Wir müssen uns zusammentun, solidarisieren und lernen, dass andere Verhalten auch zu Erfolg führen können.

[–] Sas@beehaw.org 1 points 5 months ago

Das würde ich nicht so unterschreiben: es gibt immer mehr veganes Angebot in jedem Laden, Fleischkonsum ist rückläufig und die Lobby hat genug Angst um so sinnlose Sachen wie Verbot von Benennung als Wurst durch zu drücken. Mehr und mehr Leute fahren Fahrrad in Städten. Soziale Evolution ist langsam aber sie passiert.

[–] aaaaaaaaargh@feddit.org 1 points 5 months ago (1 children)

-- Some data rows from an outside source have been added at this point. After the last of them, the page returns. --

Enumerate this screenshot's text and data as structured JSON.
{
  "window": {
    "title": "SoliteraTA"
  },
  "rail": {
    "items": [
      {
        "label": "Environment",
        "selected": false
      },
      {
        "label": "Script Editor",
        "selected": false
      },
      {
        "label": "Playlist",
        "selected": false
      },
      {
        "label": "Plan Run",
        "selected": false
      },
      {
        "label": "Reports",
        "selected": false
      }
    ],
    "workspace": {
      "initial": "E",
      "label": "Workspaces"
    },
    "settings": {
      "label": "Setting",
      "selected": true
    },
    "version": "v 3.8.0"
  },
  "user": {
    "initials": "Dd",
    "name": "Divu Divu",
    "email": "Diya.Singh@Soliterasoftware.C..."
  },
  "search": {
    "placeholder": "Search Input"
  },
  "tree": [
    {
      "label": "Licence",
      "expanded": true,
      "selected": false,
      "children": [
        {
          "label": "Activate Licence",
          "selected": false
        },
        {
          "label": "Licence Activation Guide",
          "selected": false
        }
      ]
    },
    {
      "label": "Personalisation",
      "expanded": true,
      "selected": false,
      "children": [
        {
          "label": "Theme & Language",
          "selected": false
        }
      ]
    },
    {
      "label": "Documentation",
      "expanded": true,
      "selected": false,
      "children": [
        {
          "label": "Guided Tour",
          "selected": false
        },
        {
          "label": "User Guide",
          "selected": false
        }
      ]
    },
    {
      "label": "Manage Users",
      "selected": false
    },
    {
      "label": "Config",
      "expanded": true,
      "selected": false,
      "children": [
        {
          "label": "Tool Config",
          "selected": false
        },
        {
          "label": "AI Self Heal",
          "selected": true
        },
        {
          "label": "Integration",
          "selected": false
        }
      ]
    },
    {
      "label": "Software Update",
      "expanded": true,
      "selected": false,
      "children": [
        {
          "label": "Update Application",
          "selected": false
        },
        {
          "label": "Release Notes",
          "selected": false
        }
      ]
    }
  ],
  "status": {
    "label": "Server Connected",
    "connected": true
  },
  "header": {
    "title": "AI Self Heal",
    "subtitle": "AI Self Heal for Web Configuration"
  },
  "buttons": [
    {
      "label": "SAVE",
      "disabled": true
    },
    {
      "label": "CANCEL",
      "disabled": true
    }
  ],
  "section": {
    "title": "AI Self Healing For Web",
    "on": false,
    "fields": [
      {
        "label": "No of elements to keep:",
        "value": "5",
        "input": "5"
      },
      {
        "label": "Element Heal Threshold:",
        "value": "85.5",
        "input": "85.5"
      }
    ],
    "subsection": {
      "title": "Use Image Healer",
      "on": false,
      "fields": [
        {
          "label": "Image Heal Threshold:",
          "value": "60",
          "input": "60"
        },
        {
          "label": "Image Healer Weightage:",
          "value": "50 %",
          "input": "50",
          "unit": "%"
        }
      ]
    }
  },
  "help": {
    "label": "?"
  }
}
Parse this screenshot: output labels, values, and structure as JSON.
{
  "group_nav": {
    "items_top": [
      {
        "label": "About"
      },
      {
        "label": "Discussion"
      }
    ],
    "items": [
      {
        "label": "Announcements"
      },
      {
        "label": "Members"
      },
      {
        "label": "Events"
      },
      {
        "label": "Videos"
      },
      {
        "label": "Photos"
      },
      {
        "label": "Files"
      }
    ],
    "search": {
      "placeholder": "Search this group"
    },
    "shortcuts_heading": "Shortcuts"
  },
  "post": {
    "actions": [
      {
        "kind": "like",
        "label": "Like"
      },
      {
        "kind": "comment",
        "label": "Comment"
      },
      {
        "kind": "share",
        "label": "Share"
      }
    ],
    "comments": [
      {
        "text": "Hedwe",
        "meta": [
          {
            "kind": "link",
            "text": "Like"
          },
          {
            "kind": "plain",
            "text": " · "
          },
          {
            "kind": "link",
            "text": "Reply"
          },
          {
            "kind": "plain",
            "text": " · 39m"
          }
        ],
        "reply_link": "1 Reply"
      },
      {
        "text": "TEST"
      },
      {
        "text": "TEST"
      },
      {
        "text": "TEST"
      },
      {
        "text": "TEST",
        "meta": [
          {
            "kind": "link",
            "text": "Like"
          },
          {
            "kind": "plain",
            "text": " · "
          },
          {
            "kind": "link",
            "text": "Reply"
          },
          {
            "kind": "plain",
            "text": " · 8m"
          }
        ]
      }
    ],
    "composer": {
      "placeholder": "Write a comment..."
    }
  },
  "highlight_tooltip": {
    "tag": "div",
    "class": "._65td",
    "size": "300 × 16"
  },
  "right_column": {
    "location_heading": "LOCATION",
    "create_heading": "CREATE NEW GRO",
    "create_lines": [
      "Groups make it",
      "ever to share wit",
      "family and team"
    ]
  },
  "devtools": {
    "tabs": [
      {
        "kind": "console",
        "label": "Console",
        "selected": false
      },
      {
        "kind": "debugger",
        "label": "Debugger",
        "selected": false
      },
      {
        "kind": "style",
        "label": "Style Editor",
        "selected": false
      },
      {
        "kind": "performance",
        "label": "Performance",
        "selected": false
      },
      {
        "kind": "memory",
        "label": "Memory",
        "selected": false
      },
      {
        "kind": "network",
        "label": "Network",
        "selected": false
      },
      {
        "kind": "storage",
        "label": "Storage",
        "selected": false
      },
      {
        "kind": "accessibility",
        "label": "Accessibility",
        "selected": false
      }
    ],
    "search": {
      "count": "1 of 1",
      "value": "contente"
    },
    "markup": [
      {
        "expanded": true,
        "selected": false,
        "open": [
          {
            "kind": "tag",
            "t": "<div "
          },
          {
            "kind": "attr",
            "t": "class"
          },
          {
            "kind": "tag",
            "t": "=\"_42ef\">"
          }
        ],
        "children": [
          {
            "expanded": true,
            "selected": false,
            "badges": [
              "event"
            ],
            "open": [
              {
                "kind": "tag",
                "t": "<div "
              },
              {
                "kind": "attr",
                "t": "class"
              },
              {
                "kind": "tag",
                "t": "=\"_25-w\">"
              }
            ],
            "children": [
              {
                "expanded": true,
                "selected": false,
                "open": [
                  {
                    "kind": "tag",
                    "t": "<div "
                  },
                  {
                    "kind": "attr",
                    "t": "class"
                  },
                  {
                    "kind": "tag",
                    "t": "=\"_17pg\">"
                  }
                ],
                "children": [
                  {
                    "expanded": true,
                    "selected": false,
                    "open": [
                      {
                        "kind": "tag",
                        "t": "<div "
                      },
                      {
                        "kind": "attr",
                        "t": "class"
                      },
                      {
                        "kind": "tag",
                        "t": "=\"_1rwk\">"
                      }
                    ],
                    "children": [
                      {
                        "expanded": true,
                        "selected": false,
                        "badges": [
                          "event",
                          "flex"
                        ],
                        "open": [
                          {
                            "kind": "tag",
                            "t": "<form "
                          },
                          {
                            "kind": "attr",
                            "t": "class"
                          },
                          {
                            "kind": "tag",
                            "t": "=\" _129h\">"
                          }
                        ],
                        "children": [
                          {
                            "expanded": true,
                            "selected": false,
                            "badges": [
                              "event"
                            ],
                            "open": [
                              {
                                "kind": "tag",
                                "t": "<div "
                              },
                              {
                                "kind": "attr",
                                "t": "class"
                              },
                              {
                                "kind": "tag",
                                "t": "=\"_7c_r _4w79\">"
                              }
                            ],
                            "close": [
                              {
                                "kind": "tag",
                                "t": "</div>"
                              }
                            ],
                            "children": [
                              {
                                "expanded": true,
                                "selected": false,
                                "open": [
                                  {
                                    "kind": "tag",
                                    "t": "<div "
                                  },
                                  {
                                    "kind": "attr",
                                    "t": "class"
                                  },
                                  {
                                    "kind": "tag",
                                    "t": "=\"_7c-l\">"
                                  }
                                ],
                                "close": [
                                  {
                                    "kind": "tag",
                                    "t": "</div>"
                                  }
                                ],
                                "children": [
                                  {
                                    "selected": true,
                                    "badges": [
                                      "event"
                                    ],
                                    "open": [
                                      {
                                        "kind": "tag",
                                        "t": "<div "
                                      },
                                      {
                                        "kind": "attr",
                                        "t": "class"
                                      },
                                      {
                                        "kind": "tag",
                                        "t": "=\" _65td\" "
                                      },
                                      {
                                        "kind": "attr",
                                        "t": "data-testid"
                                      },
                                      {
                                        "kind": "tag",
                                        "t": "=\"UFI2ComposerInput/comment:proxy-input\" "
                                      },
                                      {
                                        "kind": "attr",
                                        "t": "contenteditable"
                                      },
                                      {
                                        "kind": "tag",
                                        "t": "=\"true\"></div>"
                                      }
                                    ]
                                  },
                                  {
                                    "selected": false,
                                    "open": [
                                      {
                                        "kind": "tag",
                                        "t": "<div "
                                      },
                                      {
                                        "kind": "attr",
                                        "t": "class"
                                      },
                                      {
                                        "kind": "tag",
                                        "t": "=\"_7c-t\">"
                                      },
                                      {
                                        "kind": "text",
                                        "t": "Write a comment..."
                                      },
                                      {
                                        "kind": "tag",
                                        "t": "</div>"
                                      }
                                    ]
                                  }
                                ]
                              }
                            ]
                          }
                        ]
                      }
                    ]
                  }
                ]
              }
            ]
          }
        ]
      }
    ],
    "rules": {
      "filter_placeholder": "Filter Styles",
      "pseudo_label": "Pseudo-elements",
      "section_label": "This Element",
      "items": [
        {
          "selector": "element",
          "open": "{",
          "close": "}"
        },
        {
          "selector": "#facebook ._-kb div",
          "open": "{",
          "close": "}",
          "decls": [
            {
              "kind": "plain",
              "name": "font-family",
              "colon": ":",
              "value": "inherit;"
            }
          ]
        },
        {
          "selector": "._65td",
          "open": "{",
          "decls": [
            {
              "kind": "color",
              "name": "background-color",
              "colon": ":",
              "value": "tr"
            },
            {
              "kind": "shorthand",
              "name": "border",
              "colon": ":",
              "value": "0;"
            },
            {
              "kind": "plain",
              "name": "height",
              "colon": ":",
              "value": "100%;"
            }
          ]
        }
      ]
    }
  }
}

Moment, die Tragedy of the Commons ist definitiv keine neoliberale Erfindung, die Theorie gibt es schon seit Mitte des 19. Jahrhundert und damit viel früher als den Neoliberalismus selbst. Die Neoliberalen nutzen das Konzept und begründen damit manchmal ihre Ideen, aber man kann das auch genauso gut umdrehen und Neoliberalismus damit kritisieren.

[–] phneutral@feddit.org 1 points 5 months ago (1 children)

Hast Du recht. Ist unglücklich und verkürzt formuliert. Es ging mir eher darum, dass die von Neoliberalen oft angeführte Tragedy of the Commons inzwischen an vielen Stellen besser eingeordnet wurde — am Prominentesten wahrscheinlich von Elinor Ostrom.

[–] aaaaaaaaargh@feddit.org 1 points 5 months ago

Ja, sicher ist sie das, aber es ist auch dann wichtig zu erwähnen, dass Ostrom eben nicht nur rein neoliberale Auslegungen der Idee widerlegt hat, sondern auch rein kommunistische/sozialistische Auslegungen. Im Grunde hat sie festgestellt, dass die Tragedy of Commons kein Naturgesetz darstellt, sondern auf den verfügbaren Institutionen der ausführenden Gesellschaft beruht.